When it comes to memory you are right about the Cas latency is really impactful i found good c14 memory on sale.
AMD already started on the GPU front, at least. And a prelim look at Newegg, says it happened.

Totally get the need. Don't know what crapped out, but if your GPU and SSD/HDD are currently "good enough" you could build the rest of the system and swap those parts over for now. Not my favorite way to do things, but old PC's generally get pushed to semi-retirement "project box" and "file server" duty; neither of which really need more than on-board graphics. Just a suggestion if you're in a pinch. Storage and GPU you'll want to upgrade over time anyway.

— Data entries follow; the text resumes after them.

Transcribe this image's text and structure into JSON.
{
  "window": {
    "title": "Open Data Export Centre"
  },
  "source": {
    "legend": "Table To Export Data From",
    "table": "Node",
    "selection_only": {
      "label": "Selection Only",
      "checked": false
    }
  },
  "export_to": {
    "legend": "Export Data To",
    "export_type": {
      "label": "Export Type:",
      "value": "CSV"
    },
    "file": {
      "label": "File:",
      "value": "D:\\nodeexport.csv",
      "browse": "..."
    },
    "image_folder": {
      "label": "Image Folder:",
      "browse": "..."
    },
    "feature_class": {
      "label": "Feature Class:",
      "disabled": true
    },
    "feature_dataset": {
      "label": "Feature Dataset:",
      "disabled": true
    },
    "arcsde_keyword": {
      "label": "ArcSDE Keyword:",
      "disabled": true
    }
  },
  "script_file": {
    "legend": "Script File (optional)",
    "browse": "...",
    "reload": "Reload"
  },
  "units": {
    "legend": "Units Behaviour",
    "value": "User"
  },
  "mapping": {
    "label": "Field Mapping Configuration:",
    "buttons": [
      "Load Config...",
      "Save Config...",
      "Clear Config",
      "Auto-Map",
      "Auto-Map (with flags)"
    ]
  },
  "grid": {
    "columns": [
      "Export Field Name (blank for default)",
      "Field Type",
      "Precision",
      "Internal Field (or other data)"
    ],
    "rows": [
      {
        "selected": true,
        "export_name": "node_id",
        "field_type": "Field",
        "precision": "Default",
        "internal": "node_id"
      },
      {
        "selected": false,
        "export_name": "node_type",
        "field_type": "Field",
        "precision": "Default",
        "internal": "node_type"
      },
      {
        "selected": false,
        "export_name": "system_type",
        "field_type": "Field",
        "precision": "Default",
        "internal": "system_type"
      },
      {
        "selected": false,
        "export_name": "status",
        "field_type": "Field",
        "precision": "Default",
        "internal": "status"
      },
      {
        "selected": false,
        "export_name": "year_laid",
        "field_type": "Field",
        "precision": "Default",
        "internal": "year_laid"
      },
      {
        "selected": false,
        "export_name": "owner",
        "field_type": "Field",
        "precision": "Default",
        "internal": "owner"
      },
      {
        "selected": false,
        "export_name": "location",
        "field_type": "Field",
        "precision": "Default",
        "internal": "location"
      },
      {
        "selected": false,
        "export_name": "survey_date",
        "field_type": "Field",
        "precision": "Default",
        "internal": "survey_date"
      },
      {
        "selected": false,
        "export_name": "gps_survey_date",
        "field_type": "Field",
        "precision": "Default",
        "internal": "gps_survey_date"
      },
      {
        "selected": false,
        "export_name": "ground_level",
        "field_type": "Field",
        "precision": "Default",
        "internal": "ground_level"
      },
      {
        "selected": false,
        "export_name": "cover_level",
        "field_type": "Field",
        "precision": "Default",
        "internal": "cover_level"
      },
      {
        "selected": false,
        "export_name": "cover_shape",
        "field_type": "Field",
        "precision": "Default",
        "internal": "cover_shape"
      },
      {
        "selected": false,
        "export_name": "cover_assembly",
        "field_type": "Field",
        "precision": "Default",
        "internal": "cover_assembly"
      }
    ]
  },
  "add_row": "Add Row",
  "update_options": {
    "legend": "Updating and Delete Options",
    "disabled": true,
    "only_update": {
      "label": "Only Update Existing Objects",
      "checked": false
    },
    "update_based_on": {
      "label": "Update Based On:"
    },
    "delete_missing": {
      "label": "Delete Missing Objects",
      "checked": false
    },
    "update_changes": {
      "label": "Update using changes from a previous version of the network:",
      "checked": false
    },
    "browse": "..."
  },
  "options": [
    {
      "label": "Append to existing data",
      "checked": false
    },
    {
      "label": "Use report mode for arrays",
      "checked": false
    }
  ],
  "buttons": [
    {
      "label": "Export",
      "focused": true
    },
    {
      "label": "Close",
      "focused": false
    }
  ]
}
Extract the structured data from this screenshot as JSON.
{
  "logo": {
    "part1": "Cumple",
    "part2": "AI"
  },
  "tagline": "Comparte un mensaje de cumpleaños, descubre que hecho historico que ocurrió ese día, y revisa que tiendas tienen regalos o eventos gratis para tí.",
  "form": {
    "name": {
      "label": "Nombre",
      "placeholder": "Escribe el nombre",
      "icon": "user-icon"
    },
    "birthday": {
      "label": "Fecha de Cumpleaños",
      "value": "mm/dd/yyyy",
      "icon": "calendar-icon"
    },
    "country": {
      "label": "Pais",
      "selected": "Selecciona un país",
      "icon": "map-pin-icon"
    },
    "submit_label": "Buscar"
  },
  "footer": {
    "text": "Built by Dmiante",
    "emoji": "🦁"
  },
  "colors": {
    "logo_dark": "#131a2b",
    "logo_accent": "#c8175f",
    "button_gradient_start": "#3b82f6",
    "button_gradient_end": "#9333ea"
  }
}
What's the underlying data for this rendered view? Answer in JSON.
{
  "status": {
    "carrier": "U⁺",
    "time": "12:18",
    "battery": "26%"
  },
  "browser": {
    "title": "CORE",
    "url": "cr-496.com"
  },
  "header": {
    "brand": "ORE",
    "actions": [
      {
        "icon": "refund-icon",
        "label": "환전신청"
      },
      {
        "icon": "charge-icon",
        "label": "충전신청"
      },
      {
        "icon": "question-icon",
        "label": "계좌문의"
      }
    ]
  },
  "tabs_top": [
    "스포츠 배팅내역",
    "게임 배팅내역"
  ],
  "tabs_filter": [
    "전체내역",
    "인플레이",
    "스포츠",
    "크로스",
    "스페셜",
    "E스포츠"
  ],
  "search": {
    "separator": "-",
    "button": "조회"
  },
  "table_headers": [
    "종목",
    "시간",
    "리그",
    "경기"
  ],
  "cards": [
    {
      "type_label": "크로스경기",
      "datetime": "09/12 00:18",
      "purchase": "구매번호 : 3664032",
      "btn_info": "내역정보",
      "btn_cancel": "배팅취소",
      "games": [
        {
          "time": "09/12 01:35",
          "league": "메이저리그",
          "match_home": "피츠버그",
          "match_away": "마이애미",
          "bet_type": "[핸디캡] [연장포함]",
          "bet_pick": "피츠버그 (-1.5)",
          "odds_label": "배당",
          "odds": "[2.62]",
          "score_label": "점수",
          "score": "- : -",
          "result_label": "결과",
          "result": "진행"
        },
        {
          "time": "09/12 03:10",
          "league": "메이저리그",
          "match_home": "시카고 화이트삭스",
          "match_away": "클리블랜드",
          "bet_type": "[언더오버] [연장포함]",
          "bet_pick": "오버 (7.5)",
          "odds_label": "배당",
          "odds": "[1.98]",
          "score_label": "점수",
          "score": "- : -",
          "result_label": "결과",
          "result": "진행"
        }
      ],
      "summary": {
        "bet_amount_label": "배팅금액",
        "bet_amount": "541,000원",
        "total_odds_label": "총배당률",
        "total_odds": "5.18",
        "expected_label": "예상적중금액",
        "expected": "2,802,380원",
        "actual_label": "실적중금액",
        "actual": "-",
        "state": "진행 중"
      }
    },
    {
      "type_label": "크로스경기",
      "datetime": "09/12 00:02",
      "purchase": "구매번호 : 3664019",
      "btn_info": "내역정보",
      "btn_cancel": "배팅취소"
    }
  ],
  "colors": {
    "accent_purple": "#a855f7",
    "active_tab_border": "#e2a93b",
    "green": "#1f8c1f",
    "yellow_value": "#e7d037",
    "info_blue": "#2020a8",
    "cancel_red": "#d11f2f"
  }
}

is about where I would start on a new build, in that price range... ish. 2 BIG caveats: 1. I didn't spend days/weeks like I usually would (OCD about things like this). 2. Some items (RAM, GPU, SSD) were only chosen because they were the closest to what I would buy that the site had a price listed for. Honestly, I'd likely swap the ram for Gskill F4-3200C14D-32GVK if you can find it, costs more but other 3200 C14's aren't worth the money on top of that. Also, Corsair had a slightly better spec'ed RAM kit a bit cheaper on Newegg. I'd likely not use a Sapphire GPU, but all the 5700 RT's are about the same price and there isn't a lot of data considering they just came out.

My current rig is running DDR4 3200 CL14 ram from GSkill. The new 7nm Ryzens are less picky about ram than the previous gen, so when the time comes I'll be looking to hunt down some 3600 CL14, since 3600-3733 is the supposed sweet spot for 7nm Ryzen.

A tidbit just hit the rumormill that both AMD and Intel are looking at October launches for new CPUs. For AMD, presumably that'll be 7nm Threadripper, as we already know that the 3950X is scheduled for September. But it's a rumor, so huge grain of salt and all that.

That being said the gains from faster ram tend to be on the order of low single digits, according to a couple of articles I've read, so as long as you aren't buying really slow ram, say less than 2933, with loose timings to boot, 7nm Ryzen will do OK with it.
AMD has always done interesting things with their architectures. I'll have to look into it when I get a chance.

GSkill is awesome. I've never had a bad chip from them, they OC easily, and they deliver performance at a much lower cost than the ancient Gods like Crucial.

You're right. A point or two in CAS doesn't compare to a few hundred MHz, or another 4 gig in size. Point was, don't skimp a few bucks on RAM and end up with junk.